In the comments submitted by CLA, the association stresses five primary points:
- The current version of the WPS has successfully improved farmworker health and safety over the last 20 years, and CLA supports retention of the current version of the WPS. The proposed revisions provide no practical additional worker protection.
- CLA supports improved farmworker training to reflect the many advancements in pesticide products and application technology that have evolved since 1992.
- Data demonstrates a steep and ongoing reduction in incidents of acute poisoning and a lack of evidence in support of purported elevated levels of chronic exposure concern.
- The cost burden of revising the rule is significantly underestimated by EPA, and is not justified relative to the assumed benefits.
“The original 1992 WPS plays a critical role in supporting the safety of America’s farmworkers, and CLA supports EPA’s efforts to advance farmworker safety,” said Jay Vroom, president and CEO of CLA. “As the crop protection industry continuously improves the formulation and application technology for our products, and invents entirely new and unique products with greater safety factors, the industry supports a practical WPS that enables the safe use of crop protection products according to label directions. Continuous improvements are gained through increased commitment and targeted updates to training, in conjunction with better products and application technology, rather than a complete revision of the WPS program.”
Data demonstrates that the existing WPS is effective in protecting farmworkers. The most recent statistics from multiple sources all demonstrate that the 1992 WPS has been successful in significantly reducing the incidences of worker exposure. The significant advances in science, regulatory requirements and technology used to apply pesticides over the past 20 years are not referenced in the recently proposed WPS revision. All of these advancements must be considered if relevant incremental rule changes are to reflect the contemporary situation in agriculture.

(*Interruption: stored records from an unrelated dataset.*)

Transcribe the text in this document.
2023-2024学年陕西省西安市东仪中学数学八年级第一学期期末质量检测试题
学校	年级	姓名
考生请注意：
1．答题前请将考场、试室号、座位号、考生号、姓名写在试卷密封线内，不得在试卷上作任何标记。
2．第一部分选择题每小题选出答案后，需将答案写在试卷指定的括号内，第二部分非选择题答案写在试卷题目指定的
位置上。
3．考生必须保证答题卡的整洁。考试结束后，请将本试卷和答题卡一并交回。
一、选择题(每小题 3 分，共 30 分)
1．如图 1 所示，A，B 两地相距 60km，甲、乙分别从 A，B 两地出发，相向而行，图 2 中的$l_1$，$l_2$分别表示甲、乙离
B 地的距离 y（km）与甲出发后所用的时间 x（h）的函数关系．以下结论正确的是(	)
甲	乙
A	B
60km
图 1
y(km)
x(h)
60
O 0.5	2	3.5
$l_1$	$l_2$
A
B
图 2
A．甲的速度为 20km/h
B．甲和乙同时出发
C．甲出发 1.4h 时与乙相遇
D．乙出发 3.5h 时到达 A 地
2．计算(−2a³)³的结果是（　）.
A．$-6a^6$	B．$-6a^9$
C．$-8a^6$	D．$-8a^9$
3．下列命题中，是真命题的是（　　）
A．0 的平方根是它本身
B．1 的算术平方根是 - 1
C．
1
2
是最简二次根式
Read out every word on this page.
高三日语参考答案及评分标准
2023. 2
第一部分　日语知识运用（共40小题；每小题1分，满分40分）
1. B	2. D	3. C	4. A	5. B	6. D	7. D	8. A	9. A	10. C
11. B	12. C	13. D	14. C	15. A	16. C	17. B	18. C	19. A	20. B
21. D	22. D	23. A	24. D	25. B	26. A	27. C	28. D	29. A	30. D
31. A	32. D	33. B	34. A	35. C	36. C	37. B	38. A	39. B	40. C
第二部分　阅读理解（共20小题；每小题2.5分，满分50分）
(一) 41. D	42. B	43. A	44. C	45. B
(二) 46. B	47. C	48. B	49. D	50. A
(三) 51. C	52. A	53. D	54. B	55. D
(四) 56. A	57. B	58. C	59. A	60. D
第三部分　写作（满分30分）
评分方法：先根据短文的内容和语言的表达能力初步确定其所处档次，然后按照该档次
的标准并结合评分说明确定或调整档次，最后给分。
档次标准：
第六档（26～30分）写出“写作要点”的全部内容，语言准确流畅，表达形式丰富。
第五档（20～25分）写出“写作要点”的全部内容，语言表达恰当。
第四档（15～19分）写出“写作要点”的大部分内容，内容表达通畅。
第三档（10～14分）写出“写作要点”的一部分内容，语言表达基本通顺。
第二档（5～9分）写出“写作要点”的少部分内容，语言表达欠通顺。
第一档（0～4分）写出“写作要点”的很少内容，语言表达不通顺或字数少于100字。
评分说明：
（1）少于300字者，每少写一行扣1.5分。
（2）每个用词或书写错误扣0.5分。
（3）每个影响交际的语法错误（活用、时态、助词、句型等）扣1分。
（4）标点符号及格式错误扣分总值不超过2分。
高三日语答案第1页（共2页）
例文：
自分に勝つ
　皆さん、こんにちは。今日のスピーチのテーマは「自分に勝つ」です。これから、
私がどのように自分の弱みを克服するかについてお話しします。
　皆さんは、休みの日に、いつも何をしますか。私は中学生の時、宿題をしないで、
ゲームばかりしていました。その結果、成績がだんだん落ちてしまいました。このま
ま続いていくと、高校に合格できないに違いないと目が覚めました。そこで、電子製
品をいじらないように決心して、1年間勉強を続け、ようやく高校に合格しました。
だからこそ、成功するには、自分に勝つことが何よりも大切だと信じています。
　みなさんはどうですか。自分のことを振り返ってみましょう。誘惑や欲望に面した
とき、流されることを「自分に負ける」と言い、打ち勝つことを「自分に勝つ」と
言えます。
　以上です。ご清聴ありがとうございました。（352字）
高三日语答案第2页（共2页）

CLA also submitted a commissioned report highlighting the cost benefit analysis of the proposed WPS revision. The report, prepared by Summit Consulting, LLC, finds that the cost burden comparison with the existing WPS is misrepresented by EPA and the added costs for record keeping and training in the proposed revisions are significantly underestimated. The Agency estimates that the cost for the proposed rule will be $196 million, while the report commissioned by CLA found an estimated cost of over $340 million, representing a 75 percent increase over the Agency’s estimation.
Given the points stated above, CLA strongly urges EPA to not proceed in advancing the February 2014 proposed rule, and instead withdraw the rule and focus on improving the necessary training mandated in the current WPS.
“We look forward to working with EPA to find ways to further enhance worker safety, but a revision to the WPS is not the best step forward,” added Vroom. “Farmer organizations, EPA and the crop protection industry all work together to support farmworker health through stewardship programs to improve their wellbeing – let’s do more of that continuous improvement.”